В доме Наталья Владимировна заиграла на рояле.
— Что это за музыка? — спросил папаша Ланглуа.
— Чайковский, Первый концерт.
— Ваша жена прекрасно играет. Моя Мадлен оживает от ее музыки.
Он выбил трубку и заковылял к своему дому. Кромов проводил его взглядом и тоже двинулся домой. Пес бежал перед ним. Рояль гремел.
В улочку выехало такси и медленно покатило вдоль забора.
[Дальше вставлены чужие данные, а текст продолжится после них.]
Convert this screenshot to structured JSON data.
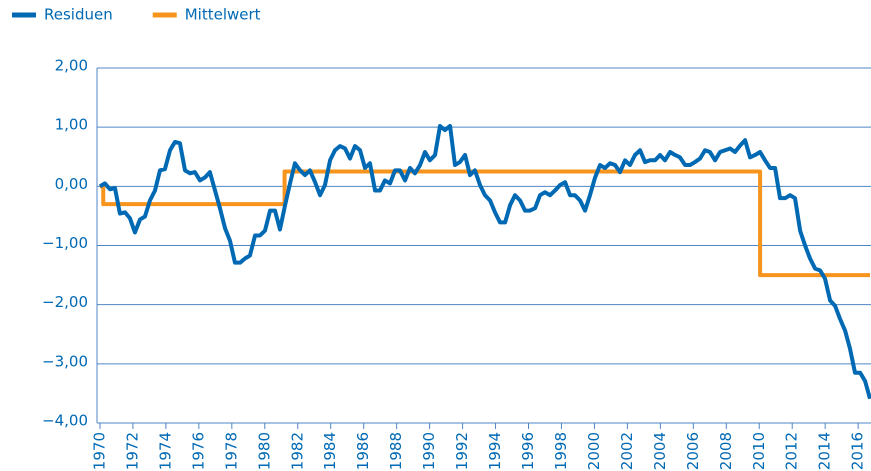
{
  "chart_data": {
    "type": "line",
    "xlim": [
      1969.82,
      2016.78
    ],
    "xticks": [
      1970,
      1972,
      1974,
      1976,
      1978,
      1980,
      1982,
      1984,
      1986,
      1988,
      1990,
      1992,
      1994,
      1996,
      1998,
      2000,
      2002,
      2004,
      2006,
      2008,
      2010,
      2012,
      2014,
      2016
    ],
    "ylim": [
      -4,
      2
    ],
    "yticks": [
      {
        "value": 2,
        "label": "2,00"
      },
      {
        "value": 1,
        "label": "1,00"
      },
      {
        "value": 0,
        "label": "0,00"
      },
      {
        "value": -1,
        "label": "−1,00"
      },
      {
        "value": -2,
        "label": "−2,00"
      },
      {
        "value": -3,
        "label": "−3,00"
      },
      {
        "value": -4,
        "label": "−4,00"
      }
    ],
    "grid": true,
    "legend": "top-left",
    "series": [
      {
        "name": "Residuen",
        "color": "#0069b4",
        "x": [
          1970.0,
          1970.3,
          1970.61,
          1970.91,
          1971.21,
          1971.52,
          1971.82,
          1972.12,
          1972.43,
          1972.73,
          1973.03,
          1973.34,
          1973.64,
          1973.94,
          1974.25,
          1974.55,
          1974.85,
          1975.16,
          1975.46,
          1975.76,
          1976.07,
          1976.37,
          1976.67,
          1976.98,
          1977.28,
          1977.59,
          1977.89,
          1978.19,
          1978.5,
          1978.8,
          1979.1,
          1979.41,
          1979.71,
          1980.01,
          1980.32,
          1980.62,
          1980.92,
          1981.23,
          1981.53,
          1981.83,
          1982.14,
          1982.44,
          1982.74,
          1983.05,
          1983.35,
          1983.65,
          1983.96,
          1984.26,
          1984.56,
          1984.87,
          1985.17,
          1985.47,
          1985.78,
          1986.08,
          1986.38,
          1986.69,
          1986.99,
          1987.29,
          1987.6,
          1987.9,
          1988.2,
          1988.51,
          1988.81,
          1989.11,
          1989.42,
          1989.72,
          1990.02,
          1990.33,
          1990.63,
          1990.93,
          1991.24,
          1991.54,
          1991.84,
          1992.15,
          1992.45,
          1992.75,
          1993.06,
          1993.36,
          1993.67,
          1993.97,
          1994.27,
          1994.58,
          1994.88,
          1995.18,
          1995.49,
          1995.79,
          1996.09,
          1996.4,
          1996.7,
          1997.0,
          1997.31,
          1997.61,
          1997.91,
          1998.22,
          1998.52,
          1998.82,
          1999.13,
          1999.43,
          1999.73,
          2000.04,
          2000.34,
          2000.64,
          2000.95,
          2001.25,
          2001.55,
          2001.86,
          2002.16,
          2002.46,
          2002.77,
          2003.07,
          2003.37,
          2003.68,
          2003.98,
          2004.28,
          2004.59,
          2004.89,
          2005.19,
          2005.5,
          2005.8,
          2006.1,
          2006.41,
          2006.71,
          2007.01,
          2007.32,
          2007.62,
          2007.93,
          2008.23,
          2008.53,
          2008.84,
          2009.14,
          2009.44,
          2009.75,
          2010.05,
          2010.35,
          2010.66,
          2010.96,
          2011.26,
          2011.57,
          2011.87,
          2012.17,
          2012.48,
          2012.78,
          2013.08,
          2013.39,
          2013.69,
          2013.99,
          2014.3,
          2014.6,
          2014.9,
          2015.21,
          2015.51,
          2015.81,
          2016.12,
          2016.42,
          2016.72
        ],
        "values": [
          0.0,
          0.05,
          -0.05,
          -0.03,
          -0.46,
          -0.44,
          -0.54,
          -0.78,
          -0.56,
          -0.51,
          -0.24,
          -0.07,
          0.27,
          0.29,
          0.61,
          0.75,
          0.73,
          0.27,
          0.22,
          0.24,
          0.1,
          0.15,
          0.24,
          -0.07,
          -0.37,
          -0.71,
          -0.92,
          -1.29,
          -1.29,
          -1.22,
          -1.17,
          -0.83,
          -0.83,
          -0.75,
          -0.41,
          -0.41,
          -0.73,
          -0.32,
          0.05,
          0.39,
          0.27,
          0.19,
          0.27,
          0.07,
          -0.15,
          0.02,
          0.44,
          0.61,
          0.68,
          0.64,
          0.47,
          0.68,
          0.61,
          0.31,
          0.39,
          -0.07,
          -0.07,
          0.1,
          0.05,
          0.27,
          0.27,
          0.1,
          0.31,
          0.22,
          0.36,
          0.58,
          0.44,
          0.53,
          1.02,
          0.95,
          1.02,
          0.36,
          0.41,
          0.53,
          0.19,
          0.27,
          0.02,
          -0.15,
          -0.24,
          -0.44,
          -0.61,
          -0.61,
          -0.32,
          -0.15,
          -0.24,
          -0.41,
          -0.41,
          -0.37,
          -0.15,
          -0.1,
          -0.15,
          -0.07,
          0.02,
          0.07,
          -0.15,
          -0.15,
          -0.24,
          -0.41,
          -0.15,
          0.15,
          0.36,
          0.31,
          0.39,
          0.36,
          0.24,
          0.44,
          0.36,
          0.53,
          0.61,
          0.41,
          0.44,
          0.44,
          0.53,
          0.44,
          0.58,
          0.53,
          0.49,
          0.36,
          0.36,
          0.41,
          0.47,
          0.61,
          0.58,
          0.44,
          0.58,
          0.61,
          0.64,
          0.58,
          0.69,
          0.78,
          0.49,
          0.53,
          0.58,
          0.44,
          0.31,
          0.31,
          -0.2,
          -0.2,
          -0.15,
          -0.2,
          -0.75,
          -1.0,
          -1.22,
          -1.39,
          -1.42,
          -1.56,
          -1.93,
          -2.02,
          -2.24,
          -2.44,
          -2.75,
          -3.15,
          -3.15,
          -3.29,
          -3.59
        ]
      },
      {
        "name": "Mittelwert",
        "color": "#f7941d",
        "x": [
          1970.0,
          1970.2,
          1970.2,
          1981.2,
          1981.2,
          2010.05,
          2010.05,
          2016.72
        ],
        "values": [
          0,
          0,
          -0.3,
          -0.3,
          0.25,
          0.25,
          -1.5,
          -1.5
        ]
      }
    ]
  }
}
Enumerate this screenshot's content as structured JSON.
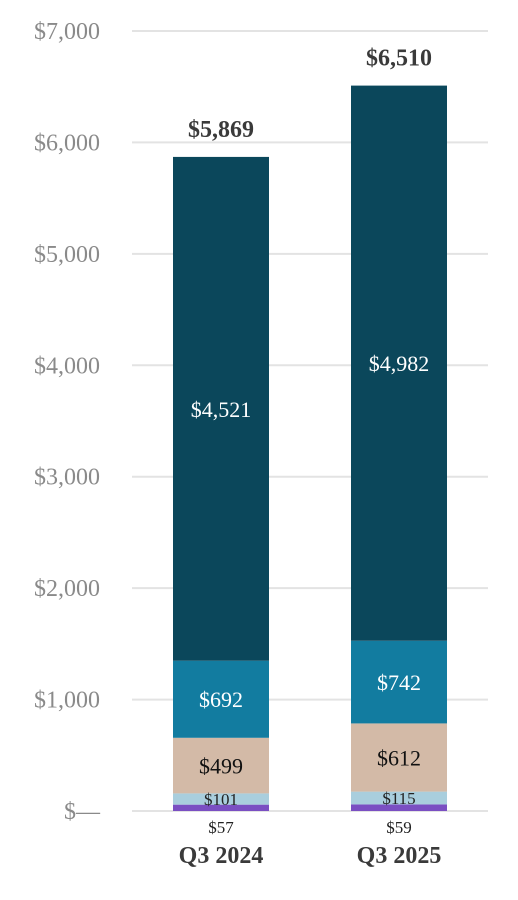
{
  "chart_data": {
    "type": "bar",
    "stacked": true,
    "categories": [
      "Q3 2024",
      "Q3 2025"
    ],
    "series": [
      {
        "values": [
          57,
          59
        ],
        "color": "#7a4fc2",
        "label_color": "#222222",
        "label_position": "below"
      },
      {
        "values": [
          101,
          115
        ],
        "color": "#a9cedd",
        "label_color": "#222222",
        "label_position": "inside"
      },
      {
        "values": [
          499,
          612
        ],
        "color": "#d3baa7",
        "label_color": "#111111",
        "label_position": "inside"
      },
      {
        "values": [
          692,
          742
        ],
        "color": "#127ca0",
        "label_color": "#ffffff",
        "label_position": "inside"
      },
      {
        "values": [
          4521,
          4982
        ],
        "color": "#0b475b",
        "label_color": "#ffffff",
        "label_position": "inside"
      }
    ],
    "segment_labels": [
      [
        "$57",
        "$101",
        "$499",
        "$692",
        "$4,521"
      ],
      [
        "$59",
        "$115",
        "$612",
        "$742",
        "$4,982"
      ]
    ],
    "totals": [
      5869,
      6510
    ],
    "total_labels": [
      "$5,869",
      "$6,510"
    ],
    "ylim": [
      0,
      7000
    ],
    "yticks": [
      0,
      1000,
      2000,
      3000,
      4000,
      5000,
      6000,
      7000
    ],
    "ytick_labels": [
      "$—",
      "$1,000",
      "$2,000",
      "$3,000",
      "$4,000",
      "$5,000",
      "$6,000",
      "$7,000"
    ],
    "grid": true,
    "title": "",
    "xlabel": "",
    "ylabel": ""
  }
}
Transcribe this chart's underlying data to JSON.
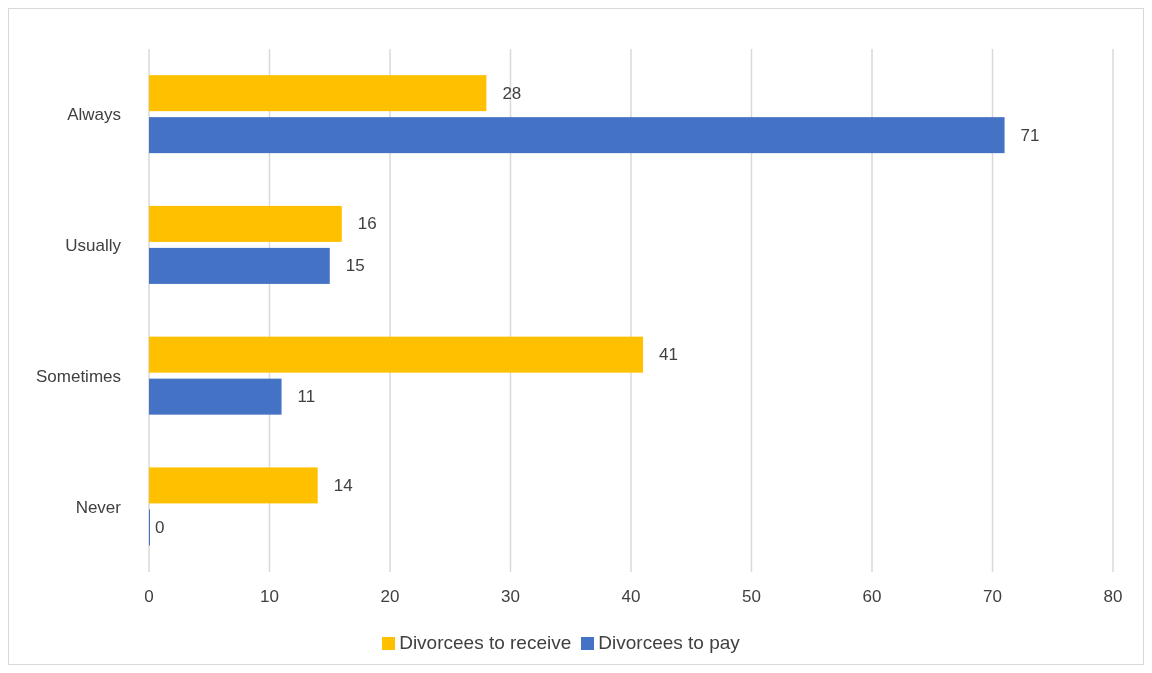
{
  "chart_data": {
    "type": "bar",
    "orientation": "horizontal",
    "categories": [
      "Always",
      "Usually",
      "Sometimes",
      "Never"
    ],
    "series": [
      {
        "name": "Divorcees to receive",
        "color": "#ffc000",
        "values": [
          28,
          16,
          41,
          14
        ]
      },
      {
        "name": "Divorcees to pay",
        "color": "#4472c4",
        "values": [
          71,
          15,
          11,
          0
        ]
      }
    ],
    "xlim": [
      0,
      80
    ],
    "xticks": [
      0,
      10,
      20,
      30,
      40,
      50,
      60,
      70,
      80
    ],
    "grid": "x",
    "legend": "bottom",
    "data_labels": true
  }
}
Кромов был к улице спиной, когда раздался выстрел.
Пес подскочил над дорожкой, завыл, завертелся волчком.
Кромов бросился к Дружку, поднял его на руки. Голова собаки мокла в крови. Кромов обернулся. Такси, выбросив клуб желтого дыма, быстро удалялось.
XXII
Ноябрь 1921 года. Большевик
Наталью Владимировну разбудил стук. Тихое, вкрадчивое постукивание в оконное стекло. Она села на постели и прислушалась. Стук повторился.
— Алеша, — позвала она шепотом, — Алеша, проснись…
— Я не сплю, — тоже шепотом отозвался Кромов.
Они спали во второй, совсем маленькой комнате. Проходную комнату теперь почти целиком занимал рояль. Дверь между комнатами была приоткрыта. Стучали в окно проходной комнаты.
Кромов, стараясь не шуметь, натянул брюки. Выдвинул ящик тумбочки, достал пистолет. Перевел затвор, дослав пулю в ствол.
— Мне страшно, Лешенька, — еле слышно сказала Наталья Владимировна.
— Не бойся, — зашептал ей в самое ухо, — пока запугивают, не станут убивать. Ведь покойники банковских чеков не подписывают.
Кромов неслышно протиснулся в дверь. Прижимаясь спиной к стенке, пошел к окну.
«Бдом!» — гулко ударили привезенные Натальей Владимировной «необходимые» часы. «Бдом!»
Два часа ночи.
Чей-то темный силуэт в окне. Голова в кепи, широкие плечи. Человек что-то держит в руках. Внезапно огонек спички осветил лицо ночного пришельца. Полбышев!
— Наташа! Это Полбышев, старый мой товарищ, — в голос сказал Кромов и сам постучал в стекло.
Силуэт под окном пропал, послышались шаги на крыльце.
— Георгий Иванович?
— Так точно.
Кромов впустил Полбышева в дом. Зажег лампу. Полбышев мало изменился. Посуровел весь как-то. В щегольском парижском кепи выглядел особенно русским.